Tutto. Bisogna studiare con attenzione la realtà, ciò che ci circonda, ciò che brilla, riflette la luce, proietta le ombre. La meravigliosa realtà che è tutti i giorni intorno a noi è quello che noi dobbiamo riprodurre ogni giorno. Detto così sembra facile. Eppure non siamo abituati a guardare le cose veramente, le sfioriamo con lo sguardo, le attraversiamo, non le guardiamo. Per fare questo mestiere bisogna guardare veramente e poi provare a riprodurre. Luci, ombre, movimenti, onde e nubi, bianchi e neri. Facciamo il lavoro più bello del mondo. Certo non salviamo vite, regaliamo sogni o meglio, aiutiamo a raccontarli, a metterli in immagini. Ogni volta è una sfida diversa, ogni volta dobbiamo inventare qualcosa partendo da zero. E lo facciamo con persone fantastiche, piene di idee, visioni, mondi da raccontare.
Certo non salviamo vite, regaliamo sogni o meglio, aiutiamo a raccontarli, a metterli in immagini. Ogni volta è una sfida diversa, ogni volta dobbiamo inventare qualcosa partendo da zero. E lo facciamo con persone fantastiche, piene di idee, visioni, mondi da raccontare.
A un ragazzo che voglia iniziare il vostro mestiere cosa consiglieresti?
Di appassionarsi a ogni forma d’arte: cinema, fotografia, pittura, scultura, qualsiasi cosa. In fin dei conti il nostro mestiere le racchiude tutte. Imparare i software è relativamente facile, quello che risulta più difficile è allenare l’occhio e il gusto. E noi italiani siamo avanti rispetto al resto del mondo. Consiglio di essere curiosi e non tirarsi mai indietro. Non smettete mai di migliorare quello che si fa. In Italia ci sono poche scuole, e nessuna forma completamente. Sono scuole private che insegnano software senza tenere conto dell’approccio artistico. All’estero ci sono scuole molto complete, che in tre anni ti formano a 360 gradi, poi ti specializzi. Se dovessi partire adesso seguirei una di quelle. Noi stiamo aprendo una scuola di specializzazione, teniamo master su diversi software, la scuola sarà indirizzata a chi ha già un background artistico. Contattiamo i migliori formatori mondiali e li invitiamo a tenere tre master di due settimane, e formiamo dodici persone selezionate ai più alti standard in una specifica disciplina. Speriamo così di alzare ulteriormente l’asticella sul nostro lavoro, qui in Italia.
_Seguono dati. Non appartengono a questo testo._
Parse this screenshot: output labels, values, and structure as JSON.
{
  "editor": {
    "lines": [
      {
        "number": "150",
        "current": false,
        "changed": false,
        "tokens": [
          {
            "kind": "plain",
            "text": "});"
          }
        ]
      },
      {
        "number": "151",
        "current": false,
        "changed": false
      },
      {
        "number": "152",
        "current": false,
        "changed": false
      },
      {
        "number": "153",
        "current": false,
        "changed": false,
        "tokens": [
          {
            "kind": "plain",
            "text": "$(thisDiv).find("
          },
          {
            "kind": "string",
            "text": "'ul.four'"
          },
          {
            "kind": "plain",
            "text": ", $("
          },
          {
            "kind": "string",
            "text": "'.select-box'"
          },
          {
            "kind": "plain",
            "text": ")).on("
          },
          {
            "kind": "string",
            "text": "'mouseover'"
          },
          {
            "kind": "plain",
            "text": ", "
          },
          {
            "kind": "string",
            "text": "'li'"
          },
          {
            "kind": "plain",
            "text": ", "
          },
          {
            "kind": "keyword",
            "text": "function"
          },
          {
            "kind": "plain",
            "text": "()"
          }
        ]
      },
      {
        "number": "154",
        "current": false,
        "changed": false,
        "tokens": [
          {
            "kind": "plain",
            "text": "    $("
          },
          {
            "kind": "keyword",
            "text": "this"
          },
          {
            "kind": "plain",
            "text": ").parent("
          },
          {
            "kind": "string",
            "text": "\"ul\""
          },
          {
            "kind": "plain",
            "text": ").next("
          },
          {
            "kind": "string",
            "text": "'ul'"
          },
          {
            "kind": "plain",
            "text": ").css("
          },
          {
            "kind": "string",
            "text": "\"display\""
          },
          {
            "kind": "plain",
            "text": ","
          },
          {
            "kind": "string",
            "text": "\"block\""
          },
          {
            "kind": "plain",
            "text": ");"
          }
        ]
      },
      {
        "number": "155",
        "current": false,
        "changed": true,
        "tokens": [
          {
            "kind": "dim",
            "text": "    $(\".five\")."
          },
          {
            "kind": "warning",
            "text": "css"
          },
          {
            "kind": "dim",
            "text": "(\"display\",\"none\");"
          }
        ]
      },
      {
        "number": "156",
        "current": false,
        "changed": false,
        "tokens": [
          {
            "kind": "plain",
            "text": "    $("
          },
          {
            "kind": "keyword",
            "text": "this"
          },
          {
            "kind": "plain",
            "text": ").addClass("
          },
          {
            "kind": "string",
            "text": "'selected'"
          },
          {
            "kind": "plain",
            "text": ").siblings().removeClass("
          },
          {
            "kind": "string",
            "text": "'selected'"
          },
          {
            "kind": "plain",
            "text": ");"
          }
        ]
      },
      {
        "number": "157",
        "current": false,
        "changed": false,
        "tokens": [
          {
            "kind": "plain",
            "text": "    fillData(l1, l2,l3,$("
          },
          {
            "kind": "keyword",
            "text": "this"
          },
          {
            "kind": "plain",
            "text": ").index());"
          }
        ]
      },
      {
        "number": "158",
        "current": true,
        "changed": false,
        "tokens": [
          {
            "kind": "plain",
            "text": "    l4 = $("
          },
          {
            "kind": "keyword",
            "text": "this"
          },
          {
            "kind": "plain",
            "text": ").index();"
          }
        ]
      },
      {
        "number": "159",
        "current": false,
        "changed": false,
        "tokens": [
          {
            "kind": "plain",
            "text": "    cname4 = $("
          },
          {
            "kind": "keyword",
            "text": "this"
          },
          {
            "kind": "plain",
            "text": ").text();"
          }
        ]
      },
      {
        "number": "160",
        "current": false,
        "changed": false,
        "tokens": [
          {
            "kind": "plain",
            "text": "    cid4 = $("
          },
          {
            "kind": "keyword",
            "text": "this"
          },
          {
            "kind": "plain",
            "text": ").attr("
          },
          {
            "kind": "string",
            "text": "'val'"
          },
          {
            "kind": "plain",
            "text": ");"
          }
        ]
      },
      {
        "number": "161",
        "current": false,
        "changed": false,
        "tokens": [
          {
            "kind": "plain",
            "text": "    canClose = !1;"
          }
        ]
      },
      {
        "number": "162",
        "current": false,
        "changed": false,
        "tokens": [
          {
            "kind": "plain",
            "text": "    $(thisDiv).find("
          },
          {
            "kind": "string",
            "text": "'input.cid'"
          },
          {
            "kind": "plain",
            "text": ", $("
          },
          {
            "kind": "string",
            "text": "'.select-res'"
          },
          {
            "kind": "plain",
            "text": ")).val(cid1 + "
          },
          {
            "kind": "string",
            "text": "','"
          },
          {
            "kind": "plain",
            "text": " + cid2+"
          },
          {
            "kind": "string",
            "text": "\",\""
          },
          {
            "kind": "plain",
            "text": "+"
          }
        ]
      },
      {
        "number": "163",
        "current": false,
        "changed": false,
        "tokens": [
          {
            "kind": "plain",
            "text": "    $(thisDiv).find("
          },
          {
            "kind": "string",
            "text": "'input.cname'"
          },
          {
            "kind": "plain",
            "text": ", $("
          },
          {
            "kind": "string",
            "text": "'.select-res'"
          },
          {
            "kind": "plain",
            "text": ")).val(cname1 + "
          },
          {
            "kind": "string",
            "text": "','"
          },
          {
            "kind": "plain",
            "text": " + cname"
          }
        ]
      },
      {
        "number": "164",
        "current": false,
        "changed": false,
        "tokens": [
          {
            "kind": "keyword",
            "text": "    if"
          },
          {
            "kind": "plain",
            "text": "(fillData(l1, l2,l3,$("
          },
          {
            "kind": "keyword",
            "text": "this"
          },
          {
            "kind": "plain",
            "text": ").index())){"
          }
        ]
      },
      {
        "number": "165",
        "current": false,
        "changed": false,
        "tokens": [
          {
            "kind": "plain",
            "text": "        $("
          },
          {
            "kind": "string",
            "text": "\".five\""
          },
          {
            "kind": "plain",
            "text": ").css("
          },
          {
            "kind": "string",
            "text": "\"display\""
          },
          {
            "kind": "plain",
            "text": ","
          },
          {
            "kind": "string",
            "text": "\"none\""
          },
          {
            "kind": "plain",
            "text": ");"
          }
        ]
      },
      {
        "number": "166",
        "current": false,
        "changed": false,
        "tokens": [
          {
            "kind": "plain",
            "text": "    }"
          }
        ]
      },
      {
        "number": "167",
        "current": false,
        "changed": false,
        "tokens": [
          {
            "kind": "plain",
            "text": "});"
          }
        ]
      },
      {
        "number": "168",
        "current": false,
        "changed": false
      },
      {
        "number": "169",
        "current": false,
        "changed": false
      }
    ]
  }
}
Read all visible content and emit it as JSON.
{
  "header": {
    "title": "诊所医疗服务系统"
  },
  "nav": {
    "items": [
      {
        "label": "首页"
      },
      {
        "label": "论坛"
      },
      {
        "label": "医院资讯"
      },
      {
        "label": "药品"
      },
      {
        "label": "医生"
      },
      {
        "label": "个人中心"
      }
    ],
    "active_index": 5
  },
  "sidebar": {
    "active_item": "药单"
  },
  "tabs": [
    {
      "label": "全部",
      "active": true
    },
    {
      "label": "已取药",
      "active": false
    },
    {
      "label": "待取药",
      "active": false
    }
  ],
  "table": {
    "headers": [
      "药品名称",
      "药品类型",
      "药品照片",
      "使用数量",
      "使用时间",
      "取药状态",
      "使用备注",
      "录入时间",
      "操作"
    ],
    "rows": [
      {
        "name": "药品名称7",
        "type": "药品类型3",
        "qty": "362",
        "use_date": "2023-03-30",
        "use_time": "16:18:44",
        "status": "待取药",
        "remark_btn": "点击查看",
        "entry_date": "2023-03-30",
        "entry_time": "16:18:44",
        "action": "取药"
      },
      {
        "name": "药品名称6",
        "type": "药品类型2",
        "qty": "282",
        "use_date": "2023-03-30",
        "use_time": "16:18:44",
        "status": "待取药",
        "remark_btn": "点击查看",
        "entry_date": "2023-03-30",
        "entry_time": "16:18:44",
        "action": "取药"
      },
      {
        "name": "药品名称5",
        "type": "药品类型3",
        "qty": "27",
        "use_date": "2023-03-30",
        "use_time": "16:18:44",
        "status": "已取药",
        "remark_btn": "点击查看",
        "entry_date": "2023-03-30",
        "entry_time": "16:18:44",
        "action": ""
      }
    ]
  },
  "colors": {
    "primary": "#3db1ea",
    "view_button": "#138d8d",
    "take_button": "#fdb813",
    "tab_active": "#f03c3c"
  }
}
Sogni e progetti per il futuro. Con Il Primo Re avete già raggiunto il top?
Il top non si raggiunge mai, bisogna mettere l’asticella un pò più in alto, giorno dopo giorno, lavoro dopo lavoro, questo è meraviglioso ed esasperante. Non possiamo mai rilassarci e non ci annoiamo mai.
Per il futuro stiamo seguendo progetti diversi e stimolanti. Stiamo lavorando sul prossimo film di Gabriele Mainetti, che sarà un concentrato visivo esplosivo di effetti; su quello di Gabriele Salvatores, che segna un ritorno alla narrativa classica del regista, e poi sul film di Gabriele Muccino, che vuole utilizzare gli effetti visivi per spingere al massimo gli effetti di trucco del set. Poi la serie del commissario Ricciardi con Alessandro D’Alatri, ambientata in una Napoli degli anni Trenta; un film con Christian De Sica che combatte i fantasmi a Napoli, un Pulp western di Giovanni La Parola. E ancora, il nuovo film di Cristina Comencini, ambientato in due epoche diverse. Stiamo curando una parte degli effetti della serie americana Cosmos, la campagna pubblicitaria Edison, che vedrà un insolito testimonial dietro al quale ci siamo noi. Insomma, non ci annoiamo. E in un futuro un po’ più lontano vorremmo cominciare a produrre i nostri film. Film ad alto contenuto di effetti e dal forte impatto visivo. Per il momento abbiamo in programma tre progetti: un thriller paranormale e due film di fantascienza distopica.
Speriamo nel futuro di affermarci sempre più come realtà di riferimento in Italia per progetti nazionali ed internazionali. Sviluppare talenti locali da esportare, non lasciandoli fuggire ma esportando le capacità tutte italiane. Quelle di guardare e creare, il bello.